Member of Madhya Pradesh Legislative Assembly
- In office 2018–2023
- Preceded by: Dileep Singh Shekhawat
- Succeeded by: Tejbahadur Singh Chauhan
- Constituency: Nagda-Khachrod
- In office 2008–2013
- Preceded by: New constituency
- Succeeded by: Dileep Singh Shekhawat
- Constituency: Nagda-Khachrod
- In office 2003–2008
- Preceded by: Lal Singh Ranawat
- Succeeded by: Delimitation
- Constituency: Khachrod
- In office 1993–1998
- Preceded by: Lal Singh Ranawat
- Succeeded by: Lal Singh Ranaware
- Constituency: Khachrod

Personal details
- Alma mater: Vikram University
- Profession: Agriculture

= Dilip Singh Gurjar =

Indian politician from Madhya Pradesh

Dilip Singh Gurjar is an Indian politician. He was elected to the Madhya Pradesh Legislative Assembly from Nagda-Khachrod constituency for four terms. He is a member of the Indian National Congress.

== Political career ==
Gurjar has contested multiple elections and held office at various times:

Contested and won the Presidential Election of Vikram Vishvavidyalaya.

Served at various posts in Indian Youth Congress, including the President’s Post of MP Youth Congress.

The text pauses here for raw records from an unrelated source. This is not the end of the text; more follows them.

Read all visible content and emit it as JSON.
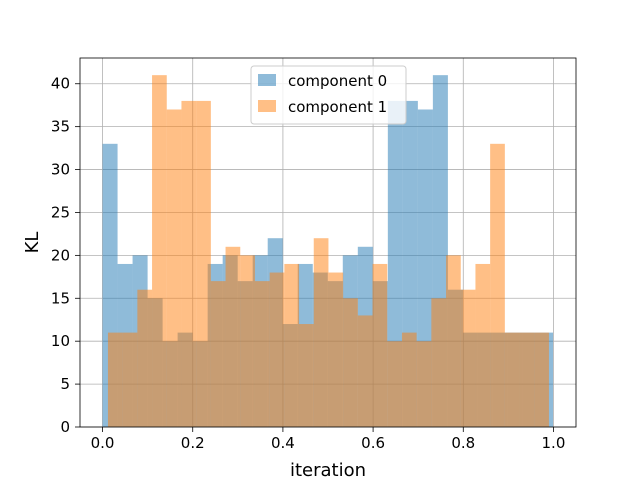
{
  "chart_data": {
    "type": "histogram",
    "xlabel": "iteration",
    "ylabel": "KL",
    "xlim": [
      -0.05,
      1.05
    ],
    "ylim": [
      0,
      43
    ],
    "xticks": [
      0.0,
      0.2,
      0.4,
      0.6,
      0.8,
      1.0
    ],
    "xtick_labels": [
      "0.0",
      "0.2",
      "0.4",
      "0.6",
      "0.8",
      "1.0"
    ],
    "yticks": [
      0,
      5,
      10,
      15,
      20,
      25,
      30,
      35,
      40
    ],
    "ytick_labels": [
      "0",
      "5",
      "10",
      "15",
      "20",
      "25",
      "30",
      "35",
      "40"
    ],
    "grid": true,
    "legend_position": "top-center",
    "series": [
      {
        "name": "component 0",
        "color": "#1f77b4",
        "alpha": 0.5,
        "bin_start": 0.0,
        "bin_width": 0.0333,
        "counts": [
          33,
          19,
          20,
          15,
          10,
          11,
          10,
          19,
          20,
          17,
          20,
          22,
          12,
          19,
          18,
          17,
          20,
          21,
          17,
          38,
          38,
          37,
          41,
          16,
          11,
          11,
          11,
          11,
          11,
          11
        ]
      },
      {
        "name": "component 1",
        "color": "#ff7f0e",
        "alpha": 0.5,
        "bin_start": 0.012,
        "bin_width": 0.0326,
        "counts": [
          11,
          11,
          16,
          41,
          37,
          38,
          38,
          17,
          21,
          20,
          17,
          18,
          19,
          12,
          22,
          18,
          15,
          13,
          19,
          10,
          11,
          10,
          15,
          20,
          16,
          19,
          33,
          11,
          11,
          11
        ]
      }
    ]
  }
}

- 1993: Elected as MLA from Khachrod on an INC ticket.
- 2003: Contested as an independent candidate and won, defeating both the BJP candidate by approximately 15,000 votes and the Congress candidate by around 50,000 votes.
- 2008: Contested and won from the newly formed Nagda-Khachrod constituency on a Congress ticket.
- 2018: Re-elected as MLA from Nagda-Khachrod for the 4th time.
- 2023: Contested from Nagda-Khachrod but lost to Tej Bahadur Singh Chauhan (BJP).
- 2024: Contested the Lok Sabha elections from the Mandsaur constituency but was defeated by BJP’s Sudhir Gupta.